Today, those who act impulsively and selfishly under the guise of social good, without the consciousness necessary for society to exist, often call themselves social entrepreneurs.
Yet it is deep thought, calm action, and quiet beauty that truly change society.
I want to believe I have simply not yet met a true social entrepreneur.
I was once incomplete.
For a long time, I remained halfway.
I dabbled in psychological research, launched a US–Japan relations organization, developed mental health care apps, explored neuroscience, and worked on elderly mental health solutions.
Through various internships, I gathered fragmented experiences.
But I was scattered.
Unfocused.
Now, I have changed.
I have come to choose a path — strategic, coherent, and unwavering.

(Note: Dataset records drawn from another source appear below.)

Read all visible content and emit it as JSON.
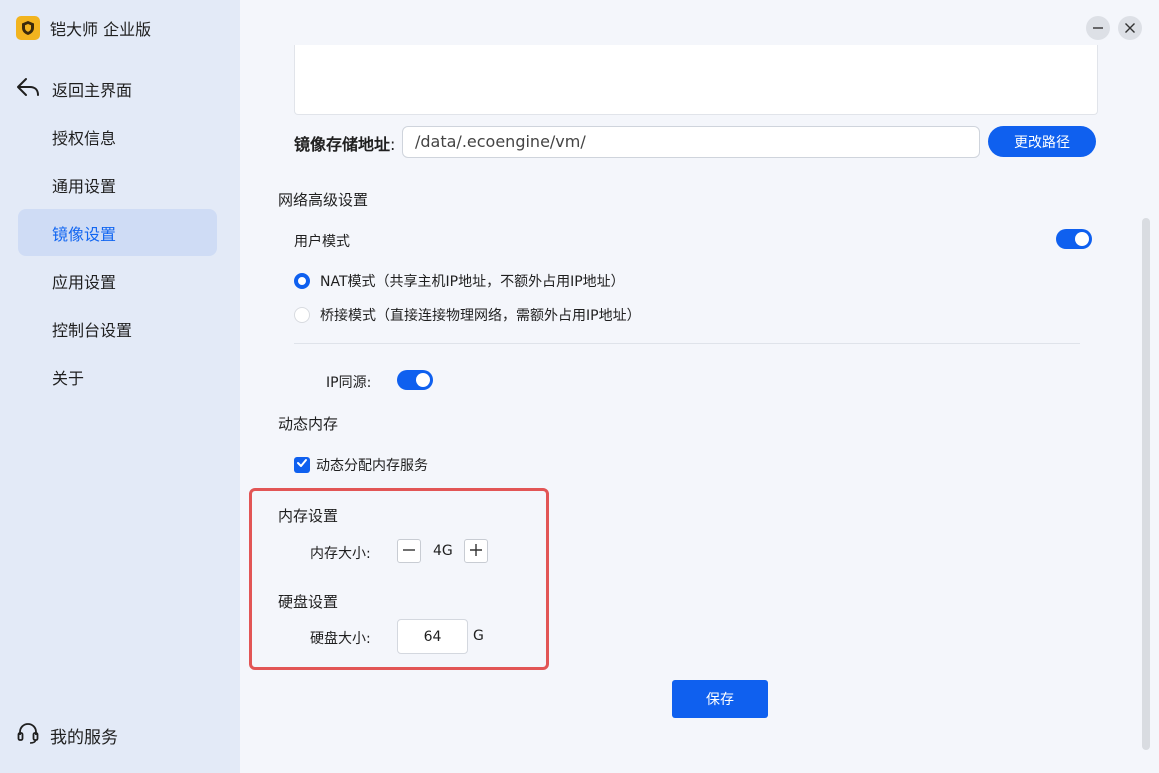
{
  "sidebar": {
    "brand": "铠大师 企业版",
    "back": "返回主界面",
    "items": [
      {
        "label": "授权信息"
      },
      {
        "label": "通用设置"
      },
      {
        "label": "镜像设置"
      },
      {
        "label": "应用设置"
      },
      {
        "label": "控制台设置"
      },
      {
        "label": "关于"
      }
    ],
    "active_index": 2,
    "service": "我的服务"
  },
  "main": {
    "image_path": {
      "label": "镜像存储地址",
      "colon": ":",
      "value": "/data/.ecoengine/vm/",
      "change_button": "更改路径"
    },
    "network": {
      "title": "网络高级设置",
      "user_mode_label": "用户模式",
      "user_mode_enabled": true,
      "nat_option": "NAT模式（共享主机IP地址，不额外占用IP地址）",
      "bridge_option": "桥接模式（直接连接物理网络，需额外占用IP地址）",
      "selected": "nat",
      "ip_same_source_label": "IP同源:",
      "ip_same_source_enabled": true
    },
    "dynamic_memory": {
      "title": "动态内存",
      "checkbox_label": "动态分配内存服务",
      "checked": true
    },
    "memory": {
      "title": "内存设置",
      "size_label": "内存大小:",
      "value": "4G"
    },
    "disk": {
      "title": "硬盘设置",
      "size_label": "硬盘大小:",
      "value": "64",
      "unit": "G"
    },
    "save_button": "保存"
  },
  "colors": {
    "accent": "#0f60ef",
    "sidebar_bg": "#e3eaf7",
    "active_bg": "#cfdcf5",
    "highlight": "#e25555"
  }
}
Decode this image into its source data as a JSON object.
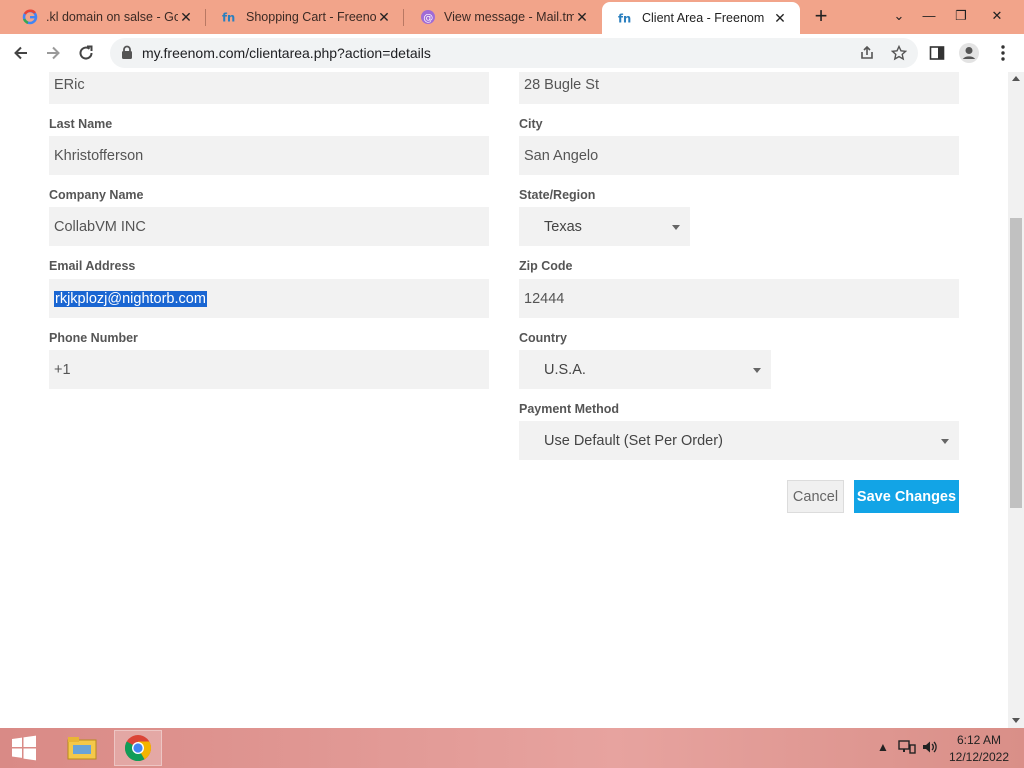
{
  "tabs": [
    {
      "title": ".kl domain on salse - Goo",
      "icon": "google-icon"
    },
    {
      "title": "Shopping Cart - Freenom",
      "icon": "freenom-icon"
    },
    {
      "title": "View message - Mail.tm",
      "icon": "mail-tm-icon"
    },
    {
      "title": "Client Area - Freenom",
      "icon": "freenom-icon",
      "active": true
    }
  ],
  "toolbar": {
    "url": "my.freenom.com/clientarea.php?action=details"
  },
  "form": {
    "first_name_value": "ERic",
    "last_name_label": "Last Name",
    "last_name_value": "Khristofferson",
    "company_label": "Company Name",
    "company_value": "CollabVM INC",
    "email_label": "Email Address",
    "email_value": "rkjkplozj@nightorb.com",
    "phone_label": "Phone Number",
    "phone_value": "+1",
    "address_value": "28 Bugle St",
    "city_label": "City",
    "city_value": "San Angelo",
    "state_label": "State/Region",
    "state_value": "Texas",
    "zip_label": "Zip Code",
    "zip_value": "12444",
    "country_label": "Country",
    "country_value": "U.S.A.",
    "payment_label": "Payment Method",
    "payment_value": "Use Default (Set Per Order)",
    "cancel_label": "Cancel",
    "save_label": "Save Changes"
  },
  "colors": {
    "tabstrip": "#f2a48a",
    "save_button": "#12a4e6",
    "field_bg": "#f2f2f2",
    "selection": "#1a66d2"
  },
  "taskbar": {
    "time": "6:12 AM",
    "date": "12/12/2022"
  }
}
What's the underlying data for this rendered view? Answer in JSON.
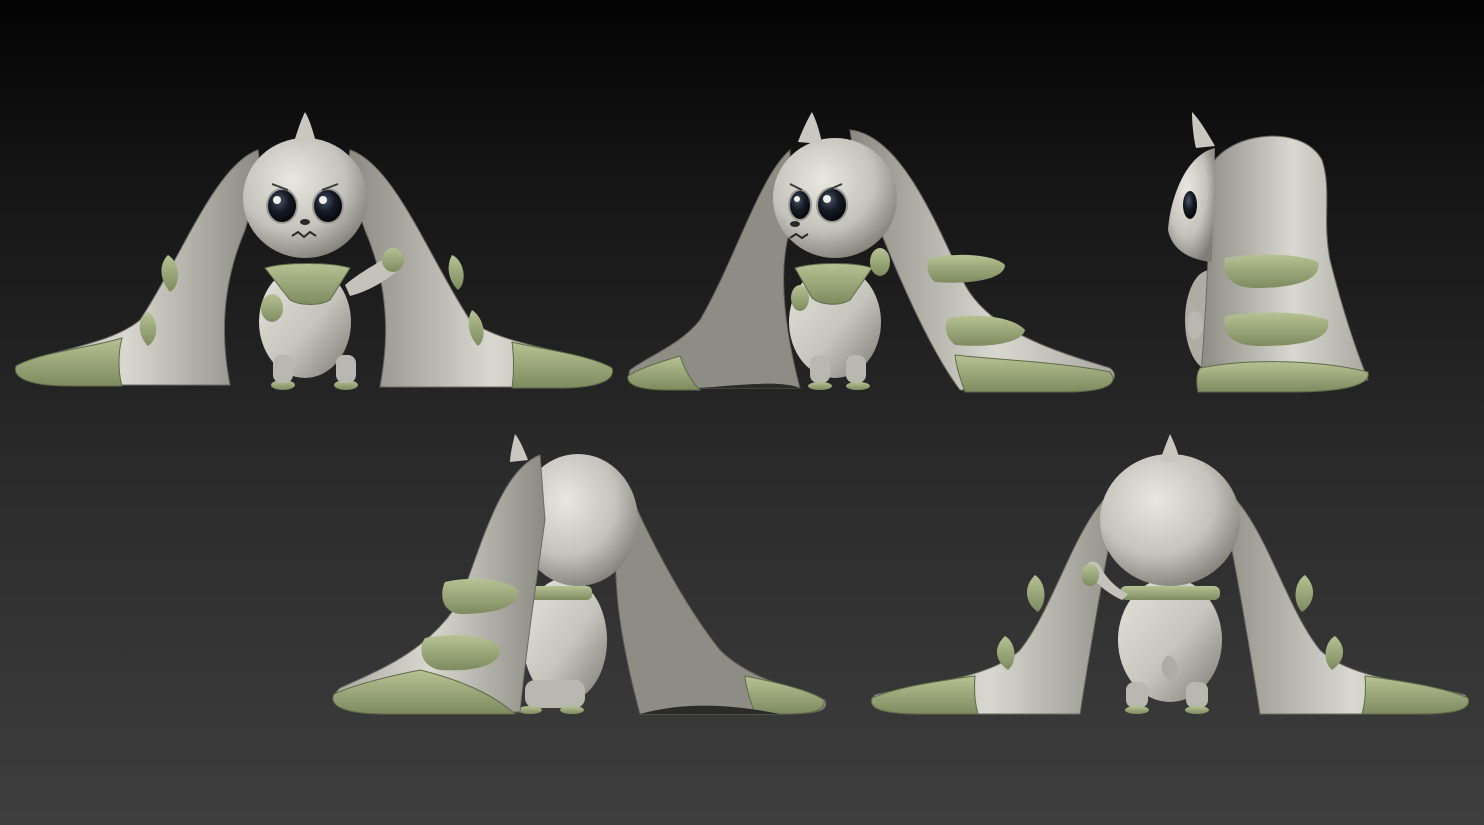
{
  "viewport": {
    "background_top": "#030303",
    "background_bottom": "#3e3e3e"
  },
  "model": {
    "body_color": "#c8c7bf",
    "body_shadow": "#7d7c74",
    "accent_color": "#a8b585",
    "accent_shadow": "#6e7a55",
    "eye_color": "#141a24",
    "highlight": "#f0f0ea"
  },
  "views": [
    {
      "angle": "front"
    },
    {
      "angle": "three-quarter-left"
    },
    {
      "angle": "side"
    },
    {
      "angle": "three-quarter-back"
    },
    {
      "angle": "back"
    }
  ]
}
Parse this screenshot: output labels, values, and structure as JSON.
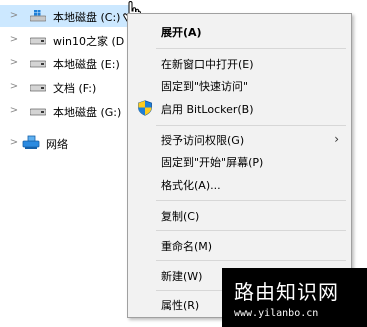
{
  "tree": {
    "items": [
      {
        "label": "本地磁盘 (C:)",
        "icon": "windows-drive-icon",
        "selected": true
      },
      {
        "label": "win10之家 (D",
        "icon": "drive-icon",
        "selected": false
      },
      {
        "label": "本地磁盘 (E:)",
        "icon": "drive-icon",
        "selected": false
      },
      {
        "label": "文档 (F:)",
        "icon": "drive-icon",
        "selected": false
      },
      {
        "label": "本地磁盘 (G:)",
        "icon": "drive-icon",
        "selected": false
      },
      {
        "label": "网络",
        "icon": "network-icon",
        "selected": false
      }
    ]
  },
  "context_menu": {
    "items": [
      {
        "label": "展开(A)",
        "bold": true
      },
      {
        "label": "在新窗口中打开(E)"
      },
      {
        "label": "固定到\"快速访问\""
      },
      {
        "label": "启用 BitLocker(B)",
        "icon": "shield-icon"
      },
      {
        "label": "授予访问权限(G)",
        "submenu": true
      },
      {
        "label": "固定到\"开始\"屏幕(P)"
      },
      {
        "label": "格式化(A)..."
      },
      {
        "label": "复制(C)"
      },
      {
        "label": "重命名(M)"
      },
      {
        "label": "新建(W)",
        "submenu": true
      },
      {
        "label": "属性(R)"
      }
    ],
    "submenu_arrow": "›"
  },
  "watermark": {
    "title": "路由知识网",
    "url": "www.yilanbo.cn"
  },
  "colors": {
    "selection": "#cce8ff",
    "menu_bg": "#f2f2f2",
    "menu_border": "#a0a0a0",
    "network_blue": "#1e7fd8"
  }
}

Founding early can be powerful. I’ve met 16-year-olds building consumer apps, 17-year-olds doing AI dev work. Starting young brings attention and growth. People will say it’s impressive.
But does it come with long-term vision?
I want to build something that lasts 50 years. For that, delaying a big launch—strategically—can be wise. First ventures, thoughtful jobs, journeys that spark deep growth: all of these can sharpen you more than diving in unprepared.
Big challenges require timing—and commitment.
Small ventures can start anytime.
But for the bold, the vast, the game-changing…
You need bold, vast, unwavering resolve.
Today, everyone wears a distinct persona.
Empty yet aggressive. Strategic yet impulsive. Thoughtful and composed. Cool but hollow.
In this age, investors and public figures dissect character with surgical precision.
To stand out, one must become unmistakably singular.